Moorebank Heritage Group is researching Kitchener’s House | Liverpool City Champion

A humble 1900 cottage on Moorebank Avenue may be the last intact remnant of Liverpool’s WWI military camp, but also the last known contact with one of the country’s top military visits.

Kitchener’s House was dedicated to Lord Herbert Kitchener in the early 20th century. June 5th marks the 100th anniversary of Lord Kitchener’s death.

As part of the anniversary, the Moorebank Heritage Group is carrying out further studies on the property.

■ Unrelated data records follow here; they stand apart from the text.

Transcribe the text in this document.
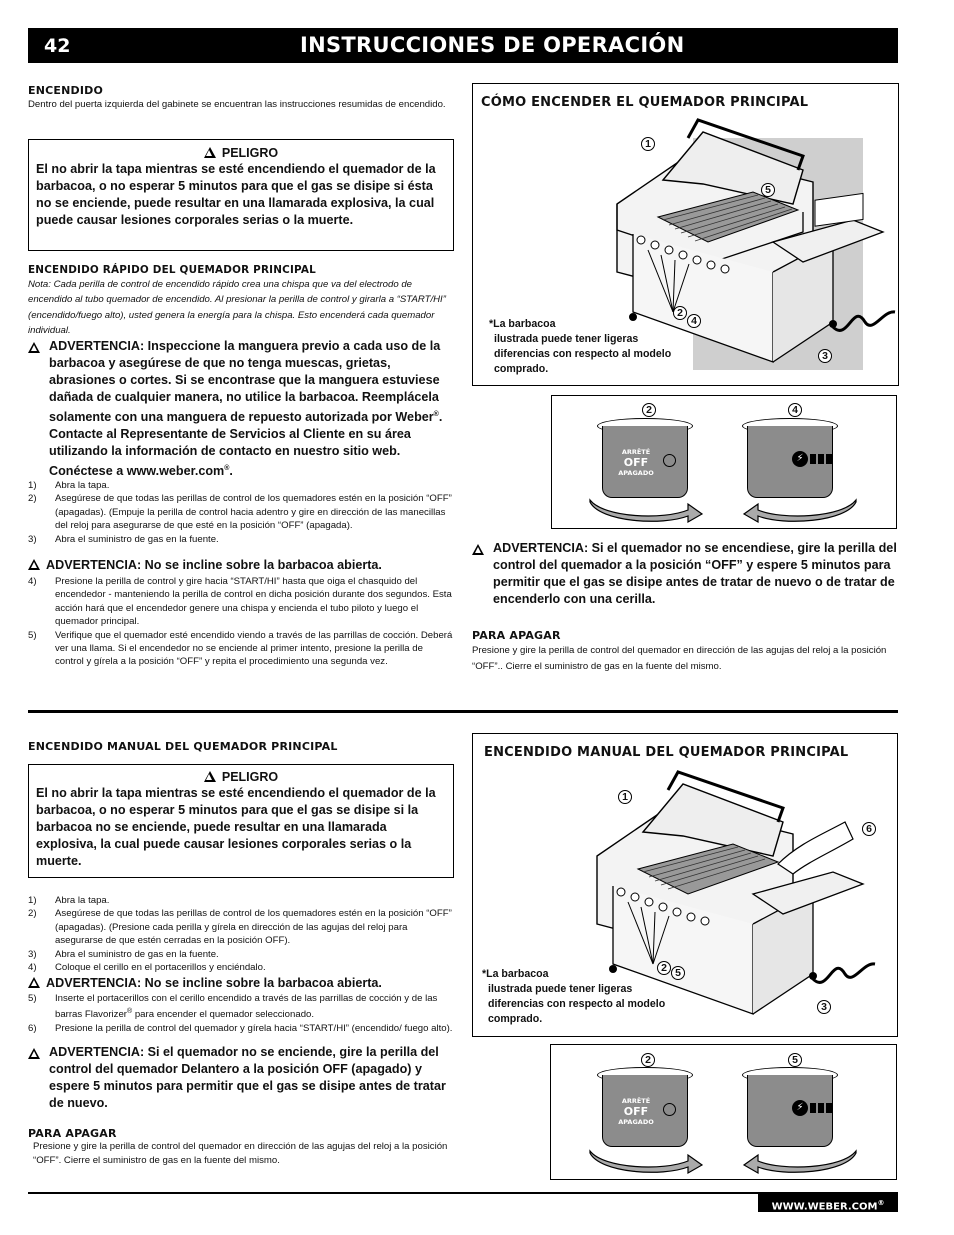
42	INSTRUCCIONES DE OPERACIÓN
ENCENDIDO
Dentro del puerta izquierda del gabinete se encuentran las instrucciones resumidas de encendido.
PELIGRO
El no abrir la tapa mientras se esté encendiendo el quemador de la barbacoa, o no esperar 5 minutos para que el gas se disipe si ésta no se enciende, puede resultar en una llamarada explosiva, la cual puede causar lesiones corporales serias o la muerte.
ENCENDIDO RÁPIDO DEL QUEMADOR PRINCIPAL
Nota: Cada perilla de control de encendido rápido crea una chispa que va del electrodo de encendido al tubo quemador de encendido. Al presionar la perilla de control y girarla a “START/HI” (encendido/fuego alto), usted genera la energía para la chispa. Esto encenderá cada quemador individual.
ADVERTENCIA: Inspeccione la manguera previo a cada uso de la barbacoa y asegúrese de que no tenga muescas, grietas, abrasiones o cortes. Si se encontrase que la manguera estuviese dañada de cualquier manera, no utilice la barbacoa. Reemplácela solamente con una manguera de repuesto autorizada por Weber®. Contacte al Representante de Servicios al Cliente en su área utilizando la información de contacto en nuestro sitio web. Conéctese a www.weber.com®.
1) Abra la tapa.
2) Asegúrese de que todas las perillas de control de los quemadores estén en la posición “OFF” (apagadas). (Empuje la perilla de control hacia adentro y gire en dirección de las manecillas del reloj para asegurarse de que esté en la posición “OFF” (apagada).
3) Abra el suministro de gas en la fuente.
ADVERTENCIA: No se incline sobre la barbacoa abierta.
4) Presione la perilla de control y gire hacia “START/HI” hasta que oiga el chasquido del encendedor - manteniendo la perilla de control en dicha posición durante dos segundos. Esta acción hará que el encendedor genere una chispa y encienda el tubo piloto y luego el quemador principal.
5) Verifique que el quemador esté encendido viendo a través de las parrillas de cocción. Deberá ver una llama. Si el encendedor no se enciende al primer intento, presione la perilla de control y gírela a la posición “OFF” y repita el procedimiento una segunda vez.
CÓMO ENCENDER EL QUEMADOR PRINCIPAL
1
5
2
4
3
*La barbacoa
ilustrada puede tener ligeras
diferencias con respecto al modelo
comprado.
2	4
ARRÊTÉ
OFF
APAGADO
⚡
ADVERTENCIA: Si el quemador no se encendiese, gire la perilla del control del quemador a la posición “OFF” y espere 5 minutos para permitir que el gas se disipe antes de tratar de nuevo o de tratar de encenderlo con una cerilla.
PARA APAGAR
Presione y gire la perilla de control del quemador en dirección de las agujas del reloj a la posición “OFF”.. Cierre el suministro de gas en la fuente del mismo.
ENCENDIDO MANUAL DEL QUEMADOR PRINCIPAL
PELIGRO
El no abrir la tapa mientras se esté encendiendo el quemador de la barbacoa, o no esperar 5 minutos para que el gas se disipe si la barbacoa no se enciende, puede resultar en una llamarada explosiva, la cual puede causar lesiones corporales serias o la muerte.
1) Abra la tapa.
2) Asegúrese de que todas las perillas de control de los quemadores estén en la posición “OFF” (apagadas). (Presione cada perilla y gírela en dirección de las agujas del reloj para asegurarse de que estén cerradas en la posición OFF).
3) Abra el suministro de gas en la fuente.
4) Coloque el cerillo en el portacerillos y enciéndalo.
ADVERTENCIA: No se incline sobre la barbacoa abierta.
5) Inserte el portacerillos con el cerillo encendido a través de las parrillas de cocción y de las barras Flavorizer® para encender el quemador seleccionado.
6) Presione la perilla de control del quemador y gírela hacia “START/HI” (encendido/ fuego alto).
ADVERTENCIA: Si el quemador no se enciende, gire la perilla del control del quemador Delantero a la posición OFF (apagado) y espere 5 minutos para permitir que el gas se disipe antes de tratar de nuevo.
PARA APAGAR
Presione y gire la perilla de control del quemador en dirección de las agujas del reloj a la posición “OFF”. Cierre el suministro de gas en la fuente del mismo.
ENCENDIDO MANUAL DEL QUEMADOR PRINCIPAL
1
6
2 5
3
*La barbacoa
ilustrada puede tener ligeras
diferencias con respecto al modelo
comprado.
2	5
ARRÊTÉ
OFF
APAGADO
⚡
WWW.WEBER.COM®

It looks for additional information, including previous occupiers and pictures.

Group Secretary Philip Hurren said Lord Kitchener’s visit to Australia was vital to the development of the Liverpool Military District and the Australian Armed Forces.

“We are a group specifically researching the Moorebank area with a focus on the Liverpool World War I camp,” he said. “The camp was the largest in Australia and there is nothing left of it.”

Military camp: The cottage is used as Lord Kitchener's headquarters in January 1910.  Image: Australian War Memorial.

Military camp: The cottage is used as Lord Kitchener’s headquarters in January 1910. Image: Australian War Memorial.

Mr Hurren said the group would like the house to be treated with more meaning.

“We made a list of people who lived in the house when it was under military control,” he said.

“The last time I was inside was in 2008, when it was in good shape.

“It looks like we could be successful with funding and we hope to put together a brochure of information.

“The idea is to publish a brochure on the military aspect of the entire area.”

In 1909, Kitchener visited Australia at the invitation of Prime Minister Alfred Deakin to review the Commonwealth’s state of defense.

In January 1910, Kitchener spent two days at military facilities in the district, using the property as his divisional headquarters.

During his visit, Kitchener recommended the establishment of a permanent army facility now known as the Holsworthy Army Barracks.

At the end of Kitchener’s visit, he also submitted a report recommending the introduction of military training – conscription.

Kitchener’s House was owned by the defense and used it primarily as a residence for senior officers until it was sold to a private trading company in 2004.

Since then, the property has probably been empty.